Who's responsibility is managing the flag?
The documents imply this is the developer, but this isn't as explicit as it can be. @victorwu has made an attempt at clarifying this in gitlab-com/www-gitlab-com!20654 (closed), but ideally this would be in one of the existing documents rather than a new one.
In what Slack channel should feature flag chatops commands be sent?
https://docs.gitlab.com/ee/development/rolling_out_changes_using_feature_flags.html talks about chatops, but doesn't recommend a channel. I've seen people use #production
as well as their own group channel (#g_<group>
). I don't have a preference, but I think we should make a recommendation sine this is a question everyone reading these instructions for the first time will have.

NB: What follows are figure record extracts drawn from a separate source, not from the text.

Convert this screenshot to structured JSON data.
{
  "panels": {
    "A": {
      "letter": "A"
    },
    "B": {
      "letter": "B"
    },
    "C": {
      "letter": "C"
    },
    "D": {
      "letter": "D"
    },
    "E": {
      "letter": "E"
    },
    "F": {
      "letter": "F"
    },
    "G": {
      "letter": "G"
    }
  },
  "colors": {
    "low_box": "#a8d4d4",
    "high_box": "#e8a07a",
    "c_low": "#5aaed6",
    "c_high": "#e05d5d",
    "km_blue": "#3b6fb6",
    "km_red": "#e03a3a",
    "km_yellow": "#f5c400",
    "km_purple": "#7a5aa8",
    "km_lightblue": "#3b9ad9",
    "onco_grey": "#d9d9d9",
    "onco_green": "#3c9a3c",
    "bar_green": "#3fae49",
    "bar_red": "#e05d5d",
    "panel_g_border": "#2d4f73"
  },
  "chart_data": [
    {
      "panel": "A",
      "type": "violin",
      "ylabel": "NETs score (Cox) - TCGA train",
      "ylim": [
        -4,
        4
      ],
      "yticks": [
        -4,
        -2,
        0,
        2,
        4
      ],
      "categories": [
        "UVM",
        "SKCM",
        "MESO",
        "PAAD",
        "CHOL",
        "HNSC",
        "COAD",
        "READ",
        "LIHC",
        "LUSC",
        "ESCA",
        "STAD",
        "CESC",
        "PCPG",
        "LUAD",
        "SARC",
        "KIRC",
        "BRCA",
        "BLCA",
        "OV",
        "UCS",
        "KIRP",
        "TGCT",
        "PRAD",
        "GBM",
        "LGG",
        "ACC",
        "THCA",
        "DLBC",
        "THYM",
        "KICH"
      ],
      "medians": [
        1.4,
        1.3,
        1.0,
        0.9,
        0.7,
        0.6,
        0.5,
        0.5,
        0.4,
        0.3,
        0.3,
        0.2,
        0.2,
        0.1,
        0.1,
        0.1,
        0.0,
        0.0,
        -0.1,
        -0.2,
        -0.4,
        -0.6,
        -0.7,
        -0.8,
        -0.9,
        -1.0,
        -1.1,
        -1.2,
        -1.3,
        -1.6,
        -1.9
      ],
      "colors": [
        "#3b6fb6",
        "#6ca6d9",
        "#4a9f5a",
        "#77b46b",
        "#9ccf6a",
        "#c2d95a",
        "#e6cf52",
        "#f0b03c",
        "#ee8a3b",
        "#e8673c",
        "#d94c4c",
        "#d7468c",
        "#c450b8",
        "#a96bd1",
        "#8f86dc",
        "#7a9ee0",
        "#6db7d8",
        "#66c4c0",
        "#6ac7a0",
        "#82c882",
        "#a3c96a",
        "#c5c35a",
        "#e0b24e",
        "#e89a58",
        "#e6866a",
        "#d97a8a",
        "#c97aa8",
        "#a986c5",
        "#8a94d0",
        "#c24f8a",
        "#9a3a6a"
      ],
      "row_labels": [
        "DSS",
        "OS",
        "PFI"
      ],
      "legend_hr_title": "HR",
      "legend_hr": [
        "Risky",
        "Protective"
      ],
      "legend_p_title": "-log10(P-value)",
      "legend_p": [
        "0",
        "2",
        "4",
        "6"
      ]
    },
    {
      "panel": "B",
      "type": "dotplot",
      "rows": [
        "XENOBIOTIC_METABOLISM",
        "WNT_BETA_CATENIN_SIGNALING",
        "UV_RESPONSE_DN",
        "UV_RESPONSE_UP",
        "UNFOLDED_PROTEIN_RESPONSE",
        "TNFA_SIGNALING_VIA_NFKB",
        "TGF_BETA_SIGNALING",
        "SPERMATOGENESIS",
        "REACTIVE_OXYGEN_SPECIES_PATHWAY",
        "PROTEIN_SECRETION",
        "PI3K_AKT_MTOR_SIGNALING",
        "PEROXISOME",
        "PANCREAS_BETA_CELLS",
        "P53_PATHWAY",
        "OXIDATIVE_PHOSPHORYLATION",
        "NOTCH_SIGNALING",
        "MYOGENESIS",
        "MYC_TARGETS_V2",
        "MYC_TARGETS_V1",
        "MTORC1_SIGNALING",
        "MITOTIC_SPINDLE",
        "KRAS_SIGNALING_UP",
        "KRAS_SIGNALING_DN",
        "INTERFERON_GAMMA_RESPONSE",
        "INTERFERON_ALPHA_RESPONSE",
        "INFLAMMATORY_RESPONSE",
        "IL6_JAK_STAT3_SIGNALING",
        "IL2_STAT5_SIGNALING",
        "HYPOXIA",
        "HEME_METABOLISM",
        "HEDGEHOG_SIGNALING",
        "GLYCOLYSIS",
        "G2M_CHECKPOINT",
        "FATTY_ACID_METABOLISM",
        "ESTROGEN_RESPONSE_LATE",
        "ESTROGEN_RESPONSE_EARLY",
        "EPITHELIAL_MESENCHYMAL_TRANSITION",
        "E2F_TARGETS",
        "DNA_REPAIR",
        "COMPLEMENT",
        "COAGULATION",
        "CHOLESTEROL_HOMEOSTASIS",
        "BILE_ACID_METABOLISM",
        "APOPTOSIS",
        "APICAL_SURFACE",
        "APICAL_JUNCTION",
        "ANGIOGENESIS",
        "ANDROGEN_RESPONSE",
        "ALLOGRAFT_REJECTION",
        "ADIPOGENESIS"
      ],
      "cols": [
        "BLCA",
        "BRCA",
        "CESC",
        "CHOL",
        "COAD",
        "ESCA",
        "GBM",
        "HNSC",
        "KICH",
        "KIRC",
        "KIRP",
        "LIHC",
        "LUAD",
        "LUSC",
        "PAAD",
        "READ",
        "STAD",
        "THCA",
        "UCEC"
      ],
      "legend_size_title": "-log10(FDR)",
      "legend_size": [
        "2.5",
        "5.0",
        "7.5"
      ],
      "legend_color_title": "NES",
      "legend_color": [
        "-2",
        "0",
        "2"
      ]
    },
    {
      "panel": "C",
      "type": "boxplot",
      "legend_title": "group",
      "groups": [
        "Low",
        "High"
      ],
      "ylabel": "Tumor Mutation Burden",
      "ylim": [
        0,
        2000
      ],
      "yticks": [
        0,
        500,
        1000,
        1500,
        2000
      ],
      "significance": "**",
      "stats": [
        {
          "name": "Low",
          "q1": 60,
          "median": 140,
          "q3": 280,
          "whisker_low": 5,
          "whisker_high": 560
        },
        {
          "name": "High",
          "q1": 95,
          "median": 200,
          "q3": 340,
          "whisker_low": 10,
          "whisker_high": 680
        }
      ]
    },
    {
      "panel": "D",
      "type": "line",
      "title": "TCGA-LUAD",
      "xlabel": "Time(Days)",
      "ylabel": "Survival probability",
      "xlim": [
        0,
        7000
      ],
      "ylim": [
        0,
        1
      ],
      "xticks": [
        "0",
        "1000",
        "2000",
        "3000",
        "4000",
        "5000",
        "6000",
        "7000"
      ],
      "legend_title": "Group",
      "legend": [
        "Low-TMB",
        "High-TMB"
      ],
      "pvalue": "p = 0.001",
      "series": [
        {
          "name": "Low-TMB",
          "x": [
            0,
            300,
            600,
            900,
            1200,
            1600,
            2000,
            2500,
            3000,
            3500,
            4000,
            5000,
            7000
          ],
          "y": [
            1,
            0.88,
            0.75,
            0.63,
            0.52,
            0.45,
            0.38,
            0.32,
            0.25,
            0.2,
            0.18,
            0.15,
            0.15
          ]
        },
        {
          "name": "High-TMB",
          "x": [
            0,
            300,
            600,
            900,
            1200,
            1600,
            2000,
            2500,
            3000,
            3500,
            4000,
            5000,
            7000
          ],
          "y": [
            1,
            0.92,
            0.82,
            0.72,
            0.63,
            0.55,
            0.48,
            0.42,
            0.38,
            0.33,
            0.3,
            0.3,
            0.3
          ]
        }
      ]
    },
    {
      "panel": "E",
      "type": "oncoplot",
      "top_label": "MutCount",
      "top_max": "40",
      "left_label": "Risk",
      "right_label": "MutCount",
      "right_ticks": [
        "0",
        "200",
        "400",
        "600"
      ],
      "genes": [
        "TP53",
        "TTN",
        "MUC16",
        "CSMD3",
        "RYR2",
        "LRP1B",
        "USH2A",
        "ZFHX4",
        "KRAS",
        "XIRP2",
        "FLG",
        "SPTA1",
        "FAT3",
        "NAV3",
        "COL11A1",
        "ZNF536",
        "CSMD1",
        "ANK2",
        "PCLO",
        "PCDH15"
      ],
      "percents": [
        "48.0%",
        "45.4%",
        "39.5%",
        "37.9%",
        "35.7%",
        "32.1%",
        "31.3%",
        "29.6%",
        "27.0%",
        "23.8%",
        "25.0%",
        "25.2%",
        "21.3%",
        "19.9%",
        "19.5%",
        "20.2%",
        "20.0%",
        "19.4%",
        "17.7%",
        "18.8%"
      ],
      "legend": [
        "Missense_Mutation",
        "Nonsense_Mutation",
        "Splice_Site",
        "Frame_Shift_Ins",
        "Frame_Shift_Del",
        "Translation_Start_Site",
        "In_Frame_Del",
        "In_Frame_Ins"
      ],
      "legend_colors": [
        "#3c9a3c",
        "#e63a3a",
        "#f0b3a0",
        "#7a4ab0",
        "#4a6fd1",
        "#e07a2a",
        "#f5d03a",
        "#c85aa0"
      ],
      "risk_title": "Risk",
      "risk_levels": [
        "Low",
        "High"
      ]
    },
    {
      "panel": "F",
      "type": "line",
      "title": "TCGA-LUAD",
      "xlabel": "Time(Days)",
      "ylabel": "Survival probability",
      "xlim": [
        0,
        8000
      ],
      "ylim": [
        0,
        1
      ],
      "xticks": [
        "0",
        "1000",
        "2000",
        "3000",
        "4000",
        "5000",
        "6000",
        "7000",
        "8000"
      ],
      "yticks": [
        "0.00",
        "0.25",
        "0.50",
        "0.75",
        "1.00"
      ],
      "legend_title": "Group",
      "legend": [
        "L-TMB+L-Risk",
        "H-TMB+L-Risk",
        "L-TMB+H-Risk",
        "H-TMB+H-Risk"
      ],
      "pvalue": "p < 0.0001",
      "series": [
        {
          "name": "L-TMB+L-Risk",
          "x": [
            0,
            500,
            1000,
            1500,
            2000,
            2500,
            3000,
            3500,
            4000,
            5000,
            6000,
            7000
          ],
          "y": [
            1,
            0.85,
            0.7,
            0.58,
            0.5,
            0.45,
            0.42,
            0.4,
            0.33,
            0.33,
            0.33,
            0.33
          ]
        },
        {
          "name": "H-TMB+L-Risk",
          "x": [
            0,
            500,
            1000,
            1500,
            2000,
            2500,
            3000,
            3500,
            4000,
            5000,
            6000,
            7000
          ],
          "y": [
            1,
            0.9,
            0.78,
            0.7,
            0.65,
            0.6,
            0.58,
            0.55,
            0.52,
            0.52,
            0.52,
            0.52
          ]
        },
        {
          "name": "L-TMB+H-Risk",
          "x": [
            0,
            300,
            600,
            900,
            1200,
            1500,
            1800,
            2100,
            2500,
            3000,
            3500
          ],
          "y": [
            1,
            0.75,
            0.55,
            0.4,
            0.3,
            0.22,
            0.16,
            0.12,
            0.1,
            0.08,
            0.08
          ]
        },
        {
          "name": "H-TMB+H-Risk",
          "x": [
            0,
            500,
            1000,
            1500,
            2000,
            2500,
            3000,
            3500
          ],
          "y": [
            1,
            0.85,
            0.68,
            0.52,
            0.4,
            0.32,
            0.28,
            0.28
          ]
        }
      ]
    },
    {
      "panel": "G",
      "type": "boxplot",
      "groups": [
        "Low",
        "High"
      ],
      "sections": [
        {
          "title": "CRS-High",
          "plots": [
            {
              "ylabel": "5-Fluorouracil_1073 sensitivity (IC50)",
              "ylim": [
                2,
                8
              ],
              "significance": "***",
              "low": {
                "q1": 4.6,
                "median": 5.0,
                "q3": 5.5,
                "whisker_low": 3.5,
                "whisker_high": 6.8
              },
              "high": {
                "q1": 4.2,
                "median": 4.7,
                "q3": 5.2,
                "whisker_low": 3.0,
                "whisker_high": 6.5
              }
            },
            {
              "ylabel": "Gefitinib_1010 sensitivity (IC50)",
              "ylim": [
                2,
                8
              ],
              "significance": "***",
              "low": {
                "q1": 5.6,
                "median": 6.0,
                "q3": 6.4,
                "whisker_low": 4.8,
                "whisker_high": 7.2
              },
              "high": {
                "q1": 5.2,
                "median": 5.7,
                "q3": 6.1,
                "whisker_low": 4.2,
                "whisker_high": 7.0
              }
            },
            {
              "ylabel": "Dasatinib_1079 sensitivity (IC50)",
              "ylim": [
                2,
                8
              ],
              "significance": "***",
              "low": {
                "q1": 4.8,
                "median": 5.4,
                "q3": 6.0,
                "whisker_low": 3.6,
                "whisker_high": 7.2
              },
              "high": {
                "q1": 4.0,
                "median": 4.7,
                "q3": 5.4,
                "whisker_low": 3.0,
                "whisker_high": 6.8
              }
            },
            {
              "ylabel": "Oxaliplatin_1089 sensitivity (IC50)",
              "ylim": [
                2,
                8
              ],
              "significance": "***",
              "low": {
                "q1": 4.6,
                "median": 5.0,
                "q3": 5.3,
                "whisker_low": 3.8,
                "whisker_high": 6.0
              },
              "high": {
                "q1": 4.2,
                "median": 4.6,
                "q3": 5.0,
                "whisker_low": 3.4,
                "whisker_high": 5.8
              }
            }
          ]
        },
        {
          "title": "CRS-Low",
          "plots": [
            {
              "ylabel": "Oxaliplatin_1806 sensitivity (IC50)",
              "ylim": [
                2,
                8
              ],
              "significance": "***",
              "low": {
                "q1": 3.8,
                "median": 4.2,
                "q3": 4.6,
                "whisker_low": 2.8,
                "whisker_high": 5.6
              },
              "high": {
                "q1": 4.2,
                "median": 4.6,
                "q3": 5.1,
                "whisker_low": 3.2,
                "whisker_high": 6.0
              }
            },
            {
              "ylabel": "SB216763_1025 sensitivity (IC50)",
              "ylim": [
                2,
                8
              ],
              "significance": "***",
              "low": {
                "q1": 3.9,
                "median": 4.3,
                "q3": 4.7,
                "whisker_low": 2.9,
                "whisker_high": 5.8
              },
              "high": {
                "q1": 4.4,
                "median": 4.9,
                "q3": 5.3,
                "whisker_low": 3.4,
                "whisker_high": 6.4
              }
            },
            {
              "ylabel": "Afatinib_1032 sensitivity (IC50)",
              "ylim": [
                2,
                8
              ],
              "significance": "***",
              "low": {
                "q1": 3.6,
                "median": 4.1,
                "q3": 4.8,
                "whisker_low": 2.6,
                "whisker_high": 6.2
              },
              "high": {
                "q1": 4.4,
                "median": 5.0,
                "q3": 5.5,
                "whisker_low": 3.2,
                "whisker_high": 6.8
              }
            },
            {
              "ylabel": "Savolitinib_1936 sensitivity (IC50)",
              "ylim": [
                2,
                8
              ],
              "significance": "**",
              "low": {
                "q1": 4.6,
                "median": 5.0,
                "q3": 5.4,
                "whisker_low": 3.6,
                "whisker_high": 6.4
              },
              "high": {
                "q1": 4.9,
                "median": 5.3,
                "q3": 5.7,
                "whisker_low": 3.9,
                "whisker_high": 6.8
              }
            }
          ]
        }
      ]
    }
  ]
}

How does one get access to chatops?
https://docs.gitlab.com/ee/development/rolling_out_changes_using_feature_flags.html says the following, but doesn't actually say what one can do to fix this:
If you get an error “Whoops! This action is not allowed. This incident will be reported.” that means your Slack account is not allowed to change feature flags.
We should definitely clarify that, but I think it's also worth considering giving every engineer chatops access by default as part of their onboarding, just like we do with dev and staging access.
Other concerns
- https://docs.gitlab.com/ee/development/rolling_out_changes_using_feature_flags.html contains an interesting story on "The cost of feature flags", but I don't think this is relevant anymore at this point, at least not to people who are just trying to find out how to work with feature flags.
- https://gitlab.com/gitlab-org/gitlab-ce/blob/master/PROCESS.md#feature-flags is under "Feature freeze on the 7th for the release on the 22nd", which makes the recommendations appear to relate only to the feature freeze, rather than to feature flags in general.